Dinaciclib decreased the expression and phosphorylation of HR-related proteins to a similar degree in LNCaP with suppression of CHD1 and MAP3K7 and those without loss of these genes. This resulted in similar anti-proliferative effects, yet still stronger cytotoxic effects on LNCaP with suppression of these genes (supplemental Fig 8A−B). Because LNCaP cells already have hemizygous deletion of MAP3K7, and thus lower expression of MAP3K7 (2,38,39), additional suppression of MAP3K7 expression might have little effect on augmenting disruption of HR. Accordingly, increased cytotoxicity with the combination of dinaciclib and olaparib was observed in LNCaP with or without knockdown of CHD1 and MAP3K7 (supplement Fig 8A−B).

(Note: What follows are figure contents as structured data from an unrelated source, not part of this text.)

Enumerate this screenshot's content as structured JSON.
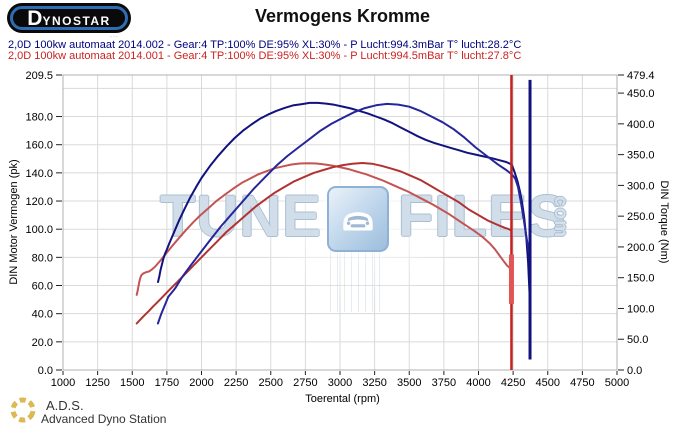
{
  "header": {
    "logo_d": "D",
    "logo_rest": "YNOSTAR",
    "logo_sub": "...",
    "title": "Vermogens Kromme"
  },
  "legend": {
    "run1": {
      "text": "2,0D 100kw automaat 2014.002 - Gear:4 TP:100% DE:95% XL:30%   - P Lucht:994.3mBar T° lucht:28.2°C",
      "color": "#00007d"
    },
    "run2": {
      "text": "2,0D 100kw automaat 2014.001 - Gear:4 TP:100% DE:95% XL:30%   - P Lucht:994.5mBar T° lucht:27.8°C",
      "color": "#cc2222"
    }
  },
  "watermark": {
    "t1": "TUNE",
    "t2": "FILES",
    "t3": "com"
  },
  "footer": {
    "abbr": "A.D.S.",
    "name": "Advanced Dyno Station"
  },
  "chart_data": {
    "type": "line",
    "title": "Vermogens Kromme",
    "grid": true,
    "grid_color": "#dadada",
    "border_color": "#b0b0b0",
    "tick_color": "#222222",
    "x_axis": {
      "label": "Toerental (rpm)",
      "min": 1000,
      "max": 5000,
      "ticks": [
        1000,
        1250,
        1500,
        1750,
        2000,
        2250,
        2500,
        2750,
        3000,
        3250,
        3500,
        3750,
        4000,
        4250,
        4500,
        4750,
        5000
      ],
      "tick_labels": [
        "1000",
        "1250",
        "1500",
        "1750",
        "2000",
        "2250",
        "2500",
        "2750",
        "3000",
        "3250",
        "3500",
        "3750",
        "4000",
        "4250",
        "4500",
        "4750",
        "5000"
      ],
      "grid": [
        1250,
        1500,
        1750,
        2000,
        2250,
        2500,
        2750,
        3000,
        3250,
        3500,
        3750,
        4000,
        4250,
        4500,
        4750
      ]
    },
    "y_left": {
      "label": "DIN Motor Vermogen (pk)",
      "min": 0,
      "max": 209.5,
      "ticks": [
        209.5,
        180,
        160,
        140,
        120,
        100,
        80,
        60,
        40,
        20,
        0
      ],
      "tick_labels": [
        "209.5",
        "180.0",
        "160.0",
        "140.0",
        "120.0",
        "100.0",
        "80.0",
        "60.0",
        "40.0",
        "20.0",
        "0.0"
      ],
      "grid": [
        20,
        40,
        60,
        80,
        100,
        120,
        140,
        160,
        180,
        200
      ]
    },
    "y_right": {
      "label": "DIN Torque (Nm)",
      "min": 0,
      "max": 479.4,
      "ticks": [
        479.4,
        450,
        400,
        350,
        300,
        250,
        200,
        150,
        100,
        50,
        0
      ],
      "tick_labels": [
        "479.4",
        "450.0",
        "400.0",
        "350.0",
        "300.0",
        "250.0",
        "200.0",
        "150.0",
        "100.0",
        "50.0",
        "0.0"
      ]
    },
    "series": [
      {
        "name": "torque-2014-001",
        "axis": "right",
        "color": "#c45454",
        "width": 2,
        "points": [
          [
            1532,
            122
          ],
          [
            1540,
            130
          ],
          [
            1548,
            140
          ],
          [
            1556,
            148
          ],
          [
            1565,
            154
          ],
          [
            1580,
            157
          ],
          [
            1600,
            159
          ],
          [
            1620,
            160
          ],
          [
            1640,
            163
          ],
          [
            1665,
            168
          ],
          [
            1700,
            177
          ],
          [
            1740,
            188
          ],
          [
            1790,
            202
          ],
          [
            1840,
            215
          ],
          [
            1890,
            228
          ],
          [
            1940,
            240
          ],
          [
            1990,
            251
          ],
          [
            2050,
            263
          ],
          [
            2110,
            275
          ],
          [
            2170,
            285
          ],
          [
            2230,
            295
          ],
          [
            2290,
            304
          ],
          [
            2350,
            311
          ],
          [
            2410,
            318
          ],
          [
            2470,
            323
          ],
          [
            2530,
            328
          ],
          [
            2590,
            331
          ],
          [
            2650,
            334
          ],
          [
            2710,
            335.5
          ],
          [
            2770,
            336
          ],
          [
            2830,
            335.5
          ],
          [
            2890,
            334
          ],
          [
            2950,
            332
          ],
          [
            3010,
            329
          ],
          [
            3070,
            326
          ],
          [
            3130,
            322
          ],
          [
            3190,
            318
          ],
          [
            3250,
            313
          ],
          [
            3310,
            308
          ],
          [
            3370,
            302
          ],
          [
            3430,
            296
          ],
          [
            3490,
            290
          ],
          [
            3550,
            283
          ],
          [
            3610,
            276
          ],
          [
            3670,
            269
          ],
          [
            3730,
            261
          ],
          [
            3790,
            253
          ],
          [
            3850,
            244
          ],
          [
            3910,
            235
          ],
          [
            3970,
            226
          ],
          [
            4030,
            216
          ],
          [
            4080,
            206
          ],
          [
            4120,
            196
          ],
          [
            4155,
            185
          ],
          [
            4185,
            176
          ],
          [
            4205,
            170
          ],
          [
            4220,
            167
          ],
          [
            4230,
            169
          ],
          [
            4238,
            168
          ]
        ]
      },
      {
        "name": "vermogen-2014-001",
        "axis": "left",
        "color": "#b23232",
        "width": 2,
        "points": [
          [
            1532,
            33
          ],
          [
            1560,
            36
          ],
          [
            1590,
            39
          ],
          [
            1620,
            42
          ],
          [
            1650,
            45
          ],
          [
            1680,
            48
          ],
          [
            1720,
            52
          ],
          [
            1770,
            57
          ],
          [
            1830,
            63
          ],
          [
            1900,
            70
          ],
          [
            1970,
            77
          ],
          [
            2040,
            84
          ],
          [
            2110,
            91
          ],
          [
            2180,
            98
          ],
          [
            2250,
            104
          ],
          [
            2320,
            110
          ],
          [
            2390,
            116
          ],
          [
            2460,
            121
          ],
          [
            2530,
            126
          ],
          [
            2600,
            130
          ],
          [
            2670,
            134
          ],
          [
            2740,
            137
          ],
          [
            2810,
            140
          ],
          [
            2880,
            142
          ],
          [
            2950,
            144
          ],
          [
            3020,
            145.5
          ],
          [
            3090,
            146.5
          ],
          [
            3160,
            147
          ],
          [
            3230,
            146.5
          ],
          [
            3300,
            145
          ],
          [
            3370,
            143
          ],
          [
            3440,
            141
          ],
          [
            3510,
            138
          ],
          [
            3580,
            135
          ],
          [
            3650,
            131
          ],
          [
            3720,
            127
          ],
          [
            3790,
            123
          ],
          [
            3860,
            119
          ],
          [
            3930,
            114
          ],
          [
            4000,
            110
          ],
          [
            4070,
            106
          ],
          [
            4140,
            103
          ],
          [
            4190,
            101
          ],
          [
            4220,
            100
          ],
          [
            4238,
            99
          ]
        ]
      },
      {
        "name": "torque-2014-002",
        "axis": "right",
        "color": "#12127e",
        "width": 2,
        "points": [
          [
            1686,
            143
          ],
          [
            1695,
            152
          ],
          [
            1705,
            163
          ],
          [
            1715,
            172
          ],
          [
            1725,
            181
          ],
          [
            1735,
            188
          ],
          [
            1750,
            196
          ],
          [
            1770,
            207
          ],
          [
            1800,
            223
          ],
          [
            1840,
            244
          ],
          [
            1880,
            263
          ],
          [
            1920,
            281
          ],
          [
            1960,
            297
          ],
          [
            2000,
            312
          ],
          [
            2060,
            331
          ],
          [
            2120,
            348
          ],
          [
            2180,
            363
          ],
          [
            2240,
            377
          ],
          [
            2300,
            389
          ],
          [
            2360,
            399
          ],
          [
            2420,
            408
          ],
          [
            2480,
            415
          ],
          [
            2540,
            421
          ],
          [
            2600,
            426
          ],
          [
            2660,
            430
          ],
          [
            2720,
            432
          ],
          [
            2780,
            434
          ],
          [
            2840,
            434
          ],
          [
            2900,
            433
          ],
          [
            2960,
            431
          ],
          [
            3020,
            428
          ],
          [
            3080,
            425
          ],
          [
            3140,
            421
          ],
          [
            3200,
            417
          ],
          [
            3260,
            412
          ],
          [
            3320,
            407
          ],
          [
            3380,
            401
          ],
          [
            3440,
            394
          ],
          [
            3500,
            387
          ],
          [
            3560,
            380
          ],
          [
            3620,
            374
          ],
          [
            3680,
            369
          ],
          [
            3740,
            365
          ],
          [
            3800,
            361
          ],
          [
            3860,
            357
          ],
          [
            3920,
            353
          ],
          [
            3980,
            350
          ],
          [
            4040,
            347
          ],
          [
            4100,
            344
          ],
          [
            4150,
            341
          ],
          [
            4200,
            338
          ],
          [
            4240,
            334
          ],
          [
            4260,
            322
          ],
          [
            4280,
            308
          ],
          [
            4300,
            290
          ],
          [
            4315,
            272
          ],
          [
            4330,
            248
          ],
          [
            4345,
            215
          ],
          [
            4358,
            175
          ],
          [
            4368,
            125
          ],
          [
            4372,
            95
          ]
        ]
      },
      {
        "name": "vermogen-2014-002",
        "axis": "left",
        "color": "#26269a",
        "width": 2,
        "points": [
          [
            1685,
            33
          ],
          [
            1710,
            40
          ],
          [
            1735,
            46
          ],
          [
            1760,
            52
          ],
          [
            1785,
            55
          ],
          [
            1810,
            58
          ],
          [
            1860,
            66
          ],
          [
            1920,
            74
          ],
          [
            1990,
            83
          ],
          [
            2060,
            92
          ],
          [
            2140,
            102
          ],
          [
            2220,
            111
          ],
          [
            2300,
            120
          ],
          [
            2380,
            129
          ],
          [
            2460,
            137
          ],
          [
            2540,
            145
          ],
          [
            2620,
            152
          ],
          [
            2700,
            158
          ],
          [
            2780,
            164
          ],
          [
            2860,
            170
          ],
          [
            2940,
            175
          ],
          [
            3020,
            179
          ],
          [
            3100,
            183
          ],
          [
            3180,
            186
          ],
          [
            3260,
            188
          ],
          [
            3340,
            189
          ],
          [
            3420,
            188.5
          ],
          [
            3500,
            187
          ],
          [
            3580,
            184
          ],
          [
            3660,
            180
          ],
          [
            3740,
            176
          ],
          [
            3820,
            171
          ],
          [
            3900,
            165
          ],
          [
            3980,
            158
          ],
          [
            4060,
            152
          ],
          [
            4140,
            146
          ],
          [
            4200,
            142
          ],
          [
            4240,
            139
          ],
          [
            4265,
            136
          ],
          [
            4285,
            130
          ],
          [
            4305,
            120
          ],
          [
            4325,
            108
          ],
          [
            4345,
            95
          ],
          [
            4360,
            86
          ],
          [
            4372,
            80
          ]
        ]
      }
    ],
    "end_spikes": [
      {
        "name": "run-end-spike-2014-001",
        "x": 4238,
        "from": 209.5,
        "to": 0,
        "axis": "left",
        "color": "#c32222",
        "width": 2.5
      },
      {
        "name": "run-end-spike-2014-001-blob",
        "x": 4238,
        "from": 82,
        "to": 47,
        "axis": "left",
        "color": "#e05555",
        "width": 5
      },
      {
        "name": "run-end-spike-2014-002",
        "x": 4372,
        "from": 206,
        "to": 7.5,
        "axis": "left",
        "color": "#12127e",
        "width": 3
      }
    ]
  }
}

Previous studies also have shown that MAP3K7 functions as a critical mediator of the genotoxic stress response and is required for NF-ĸB, p38 MAPK, and JNK activation (40,41). MAP3K7 silencing results in an impaired NF-ĸB-dependent anti-apoptotic response and increased sensitivity to DNA damage. MAP3K7 was also demonstrated to be a prosurvival mediator in colon cancer cells displaying hyperactive KRAS-dependent Wnt signaling (42). Therefore, loss of MAP3K7 could modulate these pathways and affect sensitivity to anti-cancer drugs in prostate cells.

In conclusion, dinaciclib selectively disrupts HR in prostate cells with decreased MAP3K7 expression. The combination of dinaciclib and DNA damaging agents causes an accumulation of DNA damage which results in synergistic or additive antitumor effects on prostate cells with loss of MAP3K7 (supplemental Fig 9).